Osteoclasts, the unique body cells able to resorb bone, are an important element of the homeostatic mechanisms maintaining skeletal integrity. This involves resorption of bone by osteoclasts followed by its replacement by osteoblasts. In diverse physiopathological situations: menopause, rheumatoid arthritis, bone metastases, lack of physical activity, disability and genetic disorders, bone resorption exceeds its formation due to excessive activity of osteoclasts. It causes skeletal fragility, higher risk of fractures, disabilities and pain. In particular due to general population aging, the frequency of diseases associated with an osteoporotic skeleton is increasing, which has important health and socioeconomic consequences. The direct costs of osteoporotic fractures were over 30 billion € for 2000 in Europe, expected to increase to over 75 in 2050 based on demographical changes. The high prevalence and considerable functional and socioeconomic impact of osteolytic diseases raise dreadful challenges in the near future and motivate the active ongoing research to improve their treatment. In this context, we identified Dock5 as a new regulator essential for bone resorption. By activating the GTPase Rac downstream of integrin avß3, Dock5 controls the formation of the sealing zone, the osteoclast-specific actin-based adhesion structure essential for bone resorption. Genetic suppression of Dock5 hinders osteoclast activity in vitro and in vivo without affecting their differentiation. Predominantly expressed in osteoclasts, Dock5 is absent in osteoblasts, the bone forming cells. We further identified chemical inhibitors of Dock5 activity that inhibit bone resorption in vitro.
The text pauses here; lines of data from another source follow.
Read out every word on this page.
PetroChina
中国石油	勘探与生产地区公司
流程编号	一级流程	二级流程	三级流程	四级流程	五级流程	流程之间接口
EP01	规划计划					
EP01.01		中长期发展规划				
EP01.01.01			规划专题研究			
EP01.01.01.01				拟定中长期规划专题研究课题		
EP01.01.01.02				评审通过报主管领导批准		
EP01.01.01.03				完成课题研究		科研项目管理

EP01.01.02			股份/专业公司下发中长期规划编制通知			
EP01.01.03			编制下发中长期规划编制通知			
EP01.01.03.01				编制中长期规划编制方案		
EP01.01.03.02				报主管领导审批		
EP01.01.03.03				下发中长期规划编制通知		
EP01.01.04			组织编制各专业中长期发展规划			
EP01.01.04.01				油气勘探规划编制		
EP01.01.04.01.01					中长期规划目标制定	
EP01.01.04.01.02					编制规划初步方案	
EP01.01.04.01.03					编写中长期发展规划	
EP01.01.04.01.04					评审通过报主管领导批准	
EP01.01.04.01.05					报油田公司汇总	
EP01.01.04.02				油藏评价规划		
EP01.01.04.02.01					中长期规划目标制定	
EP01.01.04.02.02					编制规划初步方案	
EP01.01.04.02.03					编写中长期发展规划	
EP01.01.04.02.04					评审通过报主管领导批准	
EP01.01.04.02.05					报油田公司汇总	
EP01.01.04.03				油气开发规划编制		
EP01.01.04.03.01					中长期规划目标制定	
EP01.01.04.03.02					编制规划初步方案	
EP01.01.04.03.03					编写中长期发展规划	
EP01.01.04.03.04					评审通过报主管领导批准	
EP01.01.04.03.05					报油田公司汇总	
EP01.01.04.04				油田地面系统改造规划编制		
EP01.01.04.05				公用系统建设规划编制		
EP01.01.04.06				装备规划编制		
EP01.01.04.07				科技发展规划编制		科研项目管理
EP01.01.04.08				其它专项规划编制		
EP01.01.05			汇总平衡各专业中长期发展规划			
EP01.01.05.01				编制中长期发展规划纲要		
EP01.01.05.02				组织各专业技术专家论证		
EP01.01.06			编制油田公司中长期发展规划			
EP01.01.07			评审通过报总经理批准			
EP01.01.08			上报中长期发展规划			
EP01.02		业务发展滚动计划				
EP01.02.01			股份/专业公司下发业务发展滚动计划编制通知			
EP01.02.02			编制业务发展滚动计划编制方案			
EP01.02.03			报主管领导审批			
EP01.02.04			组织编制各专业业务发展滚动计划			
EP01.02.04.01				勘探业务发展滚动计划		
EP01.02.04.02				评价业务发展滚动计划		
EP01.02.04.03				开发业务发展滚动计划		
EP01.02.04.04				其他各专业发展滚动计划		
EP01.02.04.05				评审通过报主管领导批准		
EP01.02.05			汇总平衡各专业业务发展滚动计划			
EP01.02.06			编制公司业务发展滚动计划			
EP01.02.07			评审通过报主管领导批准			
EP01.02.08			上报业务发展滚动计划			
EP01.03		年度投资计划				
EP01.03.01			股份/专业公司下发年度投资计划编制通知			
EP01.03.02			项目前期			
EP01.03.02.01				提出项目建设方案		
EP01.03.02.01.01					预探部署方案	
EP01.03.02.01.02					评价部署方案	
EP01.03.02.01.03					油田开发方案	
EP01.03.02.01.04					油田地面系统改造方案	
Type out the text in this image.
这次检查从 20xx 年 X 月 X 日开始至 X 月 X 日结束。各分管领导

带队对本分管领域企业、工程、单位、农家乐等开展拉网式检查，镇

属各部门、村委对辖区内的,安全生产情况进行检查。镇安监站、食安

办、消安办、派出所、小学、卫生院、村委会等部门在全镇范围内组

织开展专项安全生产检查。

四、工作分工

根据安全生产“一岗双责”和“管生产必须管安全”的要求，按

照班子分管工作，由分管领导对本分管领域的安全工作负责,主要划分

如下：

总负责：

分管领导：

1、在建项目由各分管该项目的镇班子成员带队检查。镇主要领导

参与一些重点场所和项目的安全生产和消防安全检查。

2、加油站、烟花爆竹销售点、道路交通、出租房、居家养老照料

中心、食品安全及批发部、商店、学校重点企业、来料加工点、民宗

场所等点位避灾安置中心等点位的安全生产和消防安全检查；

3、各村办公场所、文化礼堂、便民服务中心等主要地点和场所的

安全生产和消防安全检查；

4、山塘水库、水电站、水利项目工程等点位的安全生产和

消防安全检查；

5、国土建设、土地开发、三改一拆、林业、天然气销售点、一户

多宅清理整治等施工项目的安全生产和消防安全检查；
Based on these results, our hypothesis is that Dock5 could be a novel target to develop antiosteolytic treatments. Our project involves Team 1, specialized in osteoclast biology and Rho GTPase signaling and Team 2, expert for structural and biochemical analyses of GTPase exchange factors and the development of inhibitors.
Our first aim is to validate Dock5 as a therapeutic target in the context of pathological inscrease of bone loss. To test if the inhibition of Dock5 can have beneficial effects, we will use the classical model of ovariectomy to induce bone loss in the mouse. We will use Dock5-/- animals or chemical inhibitors of Dock5 we identified. A reduction in bone resorption upon Dock5 inhibition in this model would validate the suppression of Dock5 activity as a potential therapeutic approach against osteoporosis.
Our second aim is to identify the patners of Dock5 in osteoclasts to unravel novel regulatory mechanisms downstream of integrin avß3 and driving actin reorganization to form the sealing zone. We will develop SILAC quantitative proteomic in mature osteocasts to identify Dock5 partners. They will be tested for their role in integrin avß3 signaling and Rac activation in osteoclasts and the regulation of bone resorption. We aim at the identification of novel signaling complexes that act as integrin downstream effectors to regulate actin organization in osteoclasts.
Our third aim is to characterize the structural and biochemical determinants of Dock5 activity and inhibition. We will establish biochemical assays to reconstitute the exchange activity of Dock5 towards Rac on artificial membranes. This will provide key insight into the exchange mechanism of the novel family of Dock exchange factors and allow the analysis of the effects of Dock5 inhibitors. We will set out to solve the crystal structure of Dock5 and its complex with Rac, which would be the first representative of this sub-class of Dock exchange factors. The objective is to understand the mechanism of Rac activation by Dock5 and its inhibition.

Overall, our project will establish the basis to screen, characterize and validate novel inhibitors of osteoclast activity in vitro, in culture and in vivo, an essential starting point for the development of novel antiosteoporotic strategies.